Before this unfortunate reminder, I learned to tell jokes with flair, and wrote down the new ones to send home for the family to have a laugh.‘God looked over the walls of heaven at the souls in hell, who were writhing in terrible agony while the demons poured pitch over them and goaded them with red-hot pokers,’ began a joke of Scottish origin (perhaps it was one of Bertrand Russell’s, who must have told it better than I did). ‘His eyes searched out the souls among the flames and smoke. “Oh, God,” the souls agonised, “we didn’t a-ken it would be this bad.” God looked them over and said: “Well, ye ken it noo, doon’t ye?” ’
I always thought this was a very risque joke; in it there was such a firm belief in hell and the eternal wrath of God. We must have felt pretty smug and secure to laugh at these sorts of in-house jokes. Somewhere inside me a key turned, but I hardly noticed it. Laughter has a way of banishing the devil, if only temporarily.
Throughout my twelve and a half years of convent life, it was always the laughter and the togetherness that made any part of the experience seem worthwhile. The shared laughter created a camaraderie, a solidarity; the one thing that truly gave us a common identity. We even created a comm
on noticeboard for jokes to be posted, anecdotes that everyone could read, not just the possies and novices. It was a friendly communication device between the two camps of the fledglings and the fully fledged. ‘A housewife found a little live rabbit in her Westinghouse fridge one day. When she asked him what he was doing there, he said “Just westing.”“Just resting?” she queried. “Yes, isn’t this a westing-house?”’

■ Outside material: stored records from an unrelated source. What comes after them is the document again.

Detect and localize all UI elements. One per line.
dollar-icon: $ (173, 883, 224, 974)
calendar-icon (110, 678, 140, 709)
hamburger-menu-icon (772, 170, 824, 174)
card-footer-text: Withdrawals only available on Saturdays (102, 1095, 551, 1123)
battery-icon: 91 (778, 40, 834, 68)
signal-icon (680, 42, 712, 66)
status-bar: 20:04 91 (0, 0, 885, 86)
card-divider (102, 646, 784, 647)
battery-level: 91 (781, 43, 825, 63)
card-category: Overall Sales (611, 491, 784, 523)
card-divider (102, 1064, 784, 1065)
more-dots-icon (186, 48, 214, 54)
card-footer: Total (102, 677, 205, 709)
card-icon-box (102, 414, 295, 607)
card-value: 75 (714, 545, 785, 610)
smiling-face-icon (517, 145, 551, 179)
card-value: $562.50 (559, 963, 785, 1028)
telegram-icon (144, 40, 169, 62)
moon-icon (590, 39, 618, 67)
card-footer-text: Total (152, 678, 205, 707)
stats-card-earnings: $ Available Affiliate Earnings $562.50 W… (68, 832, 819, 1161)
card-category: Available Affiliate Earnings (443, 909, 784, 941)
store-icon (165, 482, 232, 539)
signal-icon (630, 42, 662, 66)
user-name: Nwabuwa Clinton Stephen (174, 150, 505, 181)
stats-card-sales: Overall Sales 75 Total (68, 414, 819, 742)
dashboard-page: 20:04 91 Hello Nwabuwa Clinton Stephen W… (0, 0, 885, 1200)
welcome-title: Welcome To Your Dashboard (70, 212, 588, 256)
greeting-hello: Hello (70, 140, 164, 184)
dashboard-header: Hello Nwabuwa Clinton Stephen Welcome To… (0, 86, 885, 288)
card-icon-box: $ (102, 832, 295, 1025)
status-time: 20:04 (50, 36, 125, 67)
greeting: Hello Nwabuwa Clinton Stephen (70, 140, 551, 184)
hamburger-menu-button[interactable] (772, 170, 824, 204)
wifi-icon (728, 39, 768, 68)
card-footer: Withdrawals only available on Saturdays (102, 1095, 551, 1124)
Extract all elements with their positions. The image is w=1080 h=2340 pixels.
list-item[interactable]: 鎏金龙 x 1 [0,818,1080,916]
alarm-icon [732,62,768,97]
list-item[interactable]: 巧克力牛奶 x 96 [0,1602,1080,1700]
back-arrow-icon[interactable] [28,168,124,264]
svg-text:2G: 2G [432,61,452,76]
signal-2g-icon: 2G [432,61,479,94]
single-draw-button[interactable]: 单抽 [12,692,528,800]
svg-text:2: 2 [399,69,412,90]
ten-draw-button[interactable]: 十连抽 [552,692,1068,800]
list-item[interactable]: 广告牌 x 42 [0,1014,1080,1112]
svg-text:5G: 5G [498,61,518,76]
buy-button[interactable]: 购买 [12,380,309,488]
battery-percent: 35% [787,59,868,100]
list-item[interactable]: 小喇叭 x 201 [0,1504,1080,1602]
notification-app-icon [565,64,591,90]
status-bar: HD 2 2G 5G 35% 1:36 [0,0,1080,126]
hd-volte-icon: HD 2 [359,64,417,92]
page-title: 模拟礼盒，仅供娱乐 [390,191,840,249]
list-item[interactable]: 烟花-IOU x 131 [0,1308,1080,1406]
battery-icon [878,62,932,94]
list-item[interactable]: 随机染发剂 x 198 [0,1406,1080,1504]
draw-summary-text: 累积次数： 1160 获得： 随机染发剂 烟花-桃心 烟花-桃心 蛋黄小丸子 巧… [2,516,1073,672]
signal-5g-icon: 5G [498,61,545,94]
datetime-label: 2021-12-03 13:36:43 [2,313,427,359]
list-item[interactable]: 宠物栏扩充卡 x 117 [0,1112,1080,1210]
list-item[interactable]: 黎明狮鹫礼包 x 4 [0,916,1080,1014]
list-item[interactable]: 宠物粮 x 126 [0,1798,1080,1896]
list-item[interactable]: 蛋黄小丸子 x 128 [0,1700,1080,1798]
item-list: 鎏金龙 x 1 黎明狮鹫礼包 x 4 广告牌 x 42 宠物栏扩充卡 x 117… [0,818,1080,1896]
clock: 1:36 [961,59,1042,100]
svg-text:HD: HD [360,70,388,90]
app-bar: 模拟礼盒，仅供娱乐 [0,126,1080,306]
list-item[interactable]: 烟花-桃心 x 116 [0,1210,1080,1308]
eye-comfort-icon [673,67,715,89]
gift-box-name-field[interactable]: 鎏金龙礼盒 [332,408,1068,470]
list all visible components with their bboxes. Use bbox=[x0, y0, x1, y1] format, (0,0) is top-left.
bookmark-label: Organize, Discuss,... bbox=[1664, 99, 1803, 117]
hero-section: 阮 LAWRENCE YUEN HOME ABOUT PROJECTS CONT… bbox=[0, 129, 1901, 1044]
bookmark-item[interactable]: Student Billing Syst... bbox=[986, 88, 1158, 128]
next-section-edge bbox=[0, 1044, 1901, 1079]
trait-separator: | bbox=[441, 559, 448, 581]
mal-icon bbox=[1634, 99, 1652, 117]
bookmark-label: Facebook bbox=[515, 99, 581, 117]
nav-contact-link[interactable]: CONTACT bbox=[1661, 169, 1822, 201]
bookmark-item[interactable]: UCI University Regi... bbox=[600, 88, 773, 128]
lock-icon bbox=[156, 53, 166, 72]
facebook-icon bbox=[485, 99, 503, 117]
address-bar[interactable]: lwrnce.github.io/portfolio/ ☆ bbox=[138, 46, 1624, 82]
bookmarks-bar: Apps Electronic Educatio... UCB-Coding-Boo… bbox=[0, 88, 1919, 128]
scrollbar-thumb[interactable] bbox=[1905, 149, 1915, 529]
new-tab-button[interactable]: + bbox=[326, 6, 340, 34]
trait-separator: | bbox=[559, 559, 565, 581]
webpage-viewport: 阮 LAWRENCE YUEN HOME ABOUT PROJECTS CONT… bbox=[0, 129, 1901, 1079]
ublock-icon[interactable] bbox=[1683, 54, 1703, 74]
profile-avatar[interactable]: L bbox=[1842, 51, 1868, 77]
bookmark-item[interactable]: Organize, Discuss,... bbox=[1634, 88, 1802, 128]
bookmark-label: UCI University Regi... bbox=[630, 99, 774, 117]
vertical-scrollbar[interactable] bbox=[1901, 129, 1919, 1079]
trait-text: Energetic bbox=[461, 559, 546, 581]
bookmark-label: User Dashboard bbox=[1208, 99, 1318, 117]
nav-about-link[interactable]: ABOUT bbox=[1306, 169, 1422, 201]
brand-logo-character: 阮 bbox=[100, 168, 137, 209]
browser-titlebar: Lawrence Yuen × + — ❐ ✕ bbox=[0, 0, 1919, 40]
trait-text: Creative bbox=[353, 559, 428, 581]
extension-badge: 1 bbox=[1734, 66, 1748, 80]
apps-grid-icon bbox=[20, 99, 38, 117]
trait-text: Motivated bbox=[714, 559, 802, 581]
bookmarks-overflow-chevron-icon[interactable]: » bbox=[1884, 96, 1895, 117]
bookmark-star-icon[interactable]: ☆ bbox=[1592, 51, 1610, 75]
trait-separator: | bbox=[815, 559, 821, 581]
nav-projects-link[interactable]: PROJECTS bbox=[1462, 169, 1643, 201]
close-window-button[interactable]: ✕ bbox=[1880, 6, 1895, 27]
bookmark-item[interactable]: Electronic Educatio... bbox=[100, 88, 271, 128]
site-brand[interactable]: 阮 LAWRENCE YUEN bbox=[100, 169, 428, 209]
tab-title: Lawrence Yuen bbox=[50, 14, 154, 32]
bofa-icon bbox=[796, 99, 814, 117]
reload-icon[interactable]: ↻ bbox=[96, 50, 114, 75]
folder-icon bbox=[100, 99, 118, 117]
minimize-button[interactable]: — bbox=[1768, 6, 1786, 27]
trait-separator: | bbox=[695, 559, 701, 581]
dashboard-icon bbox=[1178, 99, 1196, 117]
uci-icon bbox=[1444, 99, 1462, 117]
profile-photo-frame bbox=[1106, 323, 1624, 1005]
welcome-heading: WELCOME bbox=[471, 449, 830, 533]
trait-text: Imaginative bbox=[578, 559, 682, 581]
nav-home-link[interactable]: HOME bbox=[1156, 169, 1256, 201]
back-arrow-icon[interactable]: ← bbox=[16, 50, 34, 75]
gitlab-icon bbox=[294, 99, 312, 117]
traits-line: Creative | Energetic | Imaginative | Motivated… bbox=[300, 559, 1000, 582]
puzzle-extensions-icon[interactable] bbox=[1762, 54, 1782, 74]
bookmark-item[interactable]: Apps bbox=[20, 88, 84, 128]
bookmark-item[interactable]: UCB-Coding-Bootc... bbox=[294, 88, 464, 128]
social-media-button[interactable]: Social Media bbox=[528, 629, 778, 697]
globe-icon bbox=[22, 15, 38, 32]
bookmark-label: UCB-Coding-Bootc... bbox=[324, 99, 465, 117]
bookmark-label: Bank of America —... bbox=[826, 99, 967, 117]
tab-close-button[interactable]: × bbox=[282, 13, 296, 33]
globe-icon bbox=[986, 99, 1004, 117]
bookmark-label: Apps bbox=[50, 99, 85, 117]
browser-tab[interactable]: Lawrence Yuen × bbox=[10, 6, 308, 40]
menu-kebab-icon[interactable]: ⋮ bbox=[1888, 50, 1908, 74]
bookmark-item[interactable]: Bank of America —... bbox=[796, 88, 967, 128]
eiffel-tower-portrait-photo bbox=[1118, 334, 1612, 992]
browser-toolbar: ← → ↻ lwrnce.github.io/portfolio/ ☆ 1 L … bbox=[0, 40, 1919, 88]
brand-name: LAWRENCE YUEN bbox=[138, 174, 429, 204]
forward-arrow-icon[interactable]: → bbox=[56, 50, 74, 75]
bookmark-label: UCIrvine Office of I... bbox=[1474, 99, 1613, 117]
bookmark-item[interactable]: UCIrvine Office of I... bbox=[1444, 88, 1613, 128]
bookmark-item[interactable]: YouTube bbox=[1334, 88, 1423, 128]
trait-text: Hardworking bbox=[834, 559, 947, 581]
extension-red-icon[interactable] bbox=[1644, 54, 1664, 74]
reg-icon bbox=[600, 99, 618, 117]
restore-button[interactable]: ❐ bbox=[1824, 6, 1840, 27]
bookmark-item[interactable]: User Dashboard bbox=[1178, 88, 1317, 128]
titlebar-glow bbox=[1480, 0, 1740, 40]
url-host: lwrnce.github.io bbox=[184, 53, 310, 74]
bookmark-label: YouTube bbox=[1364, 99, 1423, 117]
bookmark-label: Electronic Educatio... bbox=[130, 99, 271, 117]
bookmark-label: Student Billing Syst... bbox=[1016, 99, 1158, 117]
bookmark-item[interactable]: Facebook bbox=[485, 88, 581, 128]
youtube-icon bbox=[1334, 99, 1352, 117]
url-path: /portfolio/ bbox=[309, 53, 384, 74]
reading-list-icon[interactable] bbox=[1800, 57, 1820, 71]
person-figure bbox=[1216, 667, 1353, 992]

Sometimes I would catch sight of one of my little brothers. Once, my two-year-old brother Peter came wandering along with a teddy bear in his arms, looking for his daddy. I sent him on his way, not sure myself where Dad was, and he grinned and blew me kisses as he went. A few weeks later, during one of our outdoor recreation times, he sat nearby on the cement kerb, content just to be there. Every minute or so he’d say, ‘Allo, Ca-la!’ and smile. I was allowed to kiss him and send him home, pulling up his trousers because his belly was exposed. ‘I can’t find Mummy anywhere, Ca-la,’ he said. Poor little boy.
The end of recreation time usually filled me with a feeling of great loss, even doom. Why couldn’t we continue to dream, to recreate the world, for a few more hours? Why this forlorn obedience to a clock? But 2 pm spelt sudden silence, like sudden death. The time was up; eyes down, hurry off to work duties.
There was plenty of work to do. We postulants and novices must have saved the convent from massive cleaning bills. We worked hard in the laundry, in the kitchen, in the chapel, in the linen room—sorting clothes, making new ones, doing large mending jobs with sewing machines, in the dormitories; in fact, everywhere in that enormous place.